Comment la droite la plus bête du monde est devenue la plus ridicule

Incapables de trouver le bon ton et les bons moyens de s’opposer à Macron, Les Républicains sont en train de se déchirer jusqu’à en devenir ridicules. Et laissent un boulevard à Mélenchon. Une situation qui n’est pas saine.
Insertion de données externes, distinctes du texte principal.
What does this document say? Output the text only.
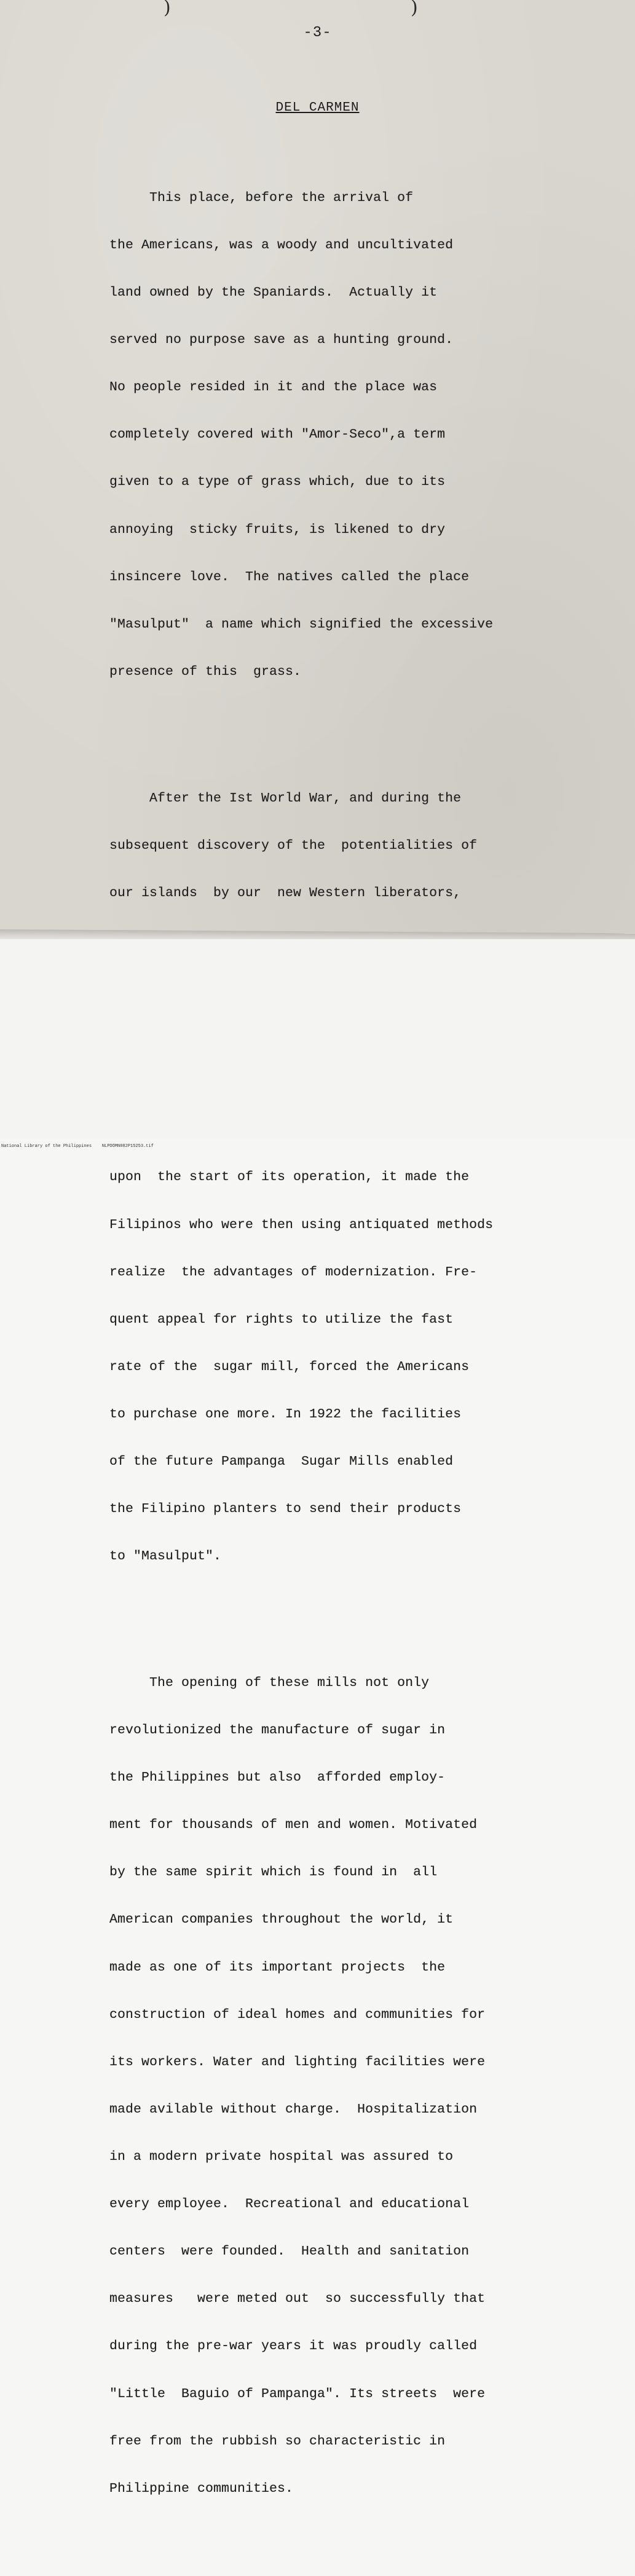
)	)
-3-
DEL CARMEN

This place, before the arrival of

the Americans, was a woody and uncultivated

land owned by the Spaniards.  Actually it

served no purpose save as a hunting ground.

No people resided in it and the place was

completely covered with "Amor-Seco",a term

given to a type of grass which, due to its

annoying  sticky fruits, is likened to dry

insincere love.  The natives called the place

"Masulput"  a name which signified the excessive

presence of this  grass.

After the Ist World War, and during the

subsequent discovery of the  potentialities of

our islands  by our  new Western liberators,

upon  the start of its operation, it made the

Filipinos who were then using antiquated methods

realize  the advantages of modernization. Fre-

quent appeal for rights to utilize the fast

rate of the  sugar mill, forced the Americans

to purchase one more. In 1922 the facilities

of the future Pampanga  Sugar Mills enabled

the Filipino planters to send their products

to "Masulput".

The opening of these mills not only

revolutionized the manufacture of sugar in

the Philippines but also  afforded employ-

ment for thousands of men and women. Motivated

by the same spirit which is found in  all

American companies throughout the world, it

made as one of its important projects  the

construction of ideal homes and communities for

its workers. Water and lighting facilities were

made avilable without charge.  Hospitalization

in a modern private hospital was assured to

every employee.  Recreational and educational

centers  were founded.  Health and sanitation

measures   were meted out  so successfully that

during the pre-war years it was proudly called

"Little  Baguio of Pampanga". Its streets  were

free from the rubbish so characteristic in

Philippine communities.

National Library of the Philippines    NLPOOMN082P15253.tif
Et soudain, pour s’en prendre à Edouard Philippe, l’orateur LR attaqua… Christiane Taubira. Il était temps… Rien de tel qu’une charge contre Taubira la laxiste multiculturaliste pour soulever les ardeurs oppositionnelles de la droite et les spectateurs et téléspectateurs qui suivaient le morne débat suivant la déclaration de politique générale du Premier ministre, ce mardi, à l’Assemblée, commençaient à s’ennuyer. Ça somnolait ferme, et voilà que d’un coup, Christian Jacob, leader charismatique du groupe Les Républicains, sonnait enfin le réveil des vieilles troupes engourdies.

Il n’est qu’un seul problème soulevé par ce choix stratégique. Christiane Taubira n’est plus ministre depuis janvier 2016. Elle n’est plus députée. Elle n’a jamais soutenu Emmanuel Macron, mais Benoît Hamon. Et la dernière trace de vie publique laissée par l’ancienne ministre de la Justice, visible à Villeurbanne, date de l’entre-deux tours des élections législatives, quand elle avait cru nécessaire de s’en aller soutenir Najat Vallaud-Belkacem en détresse… Depuis, Christiane Taubira, de l’ancien monde politique, a disparu…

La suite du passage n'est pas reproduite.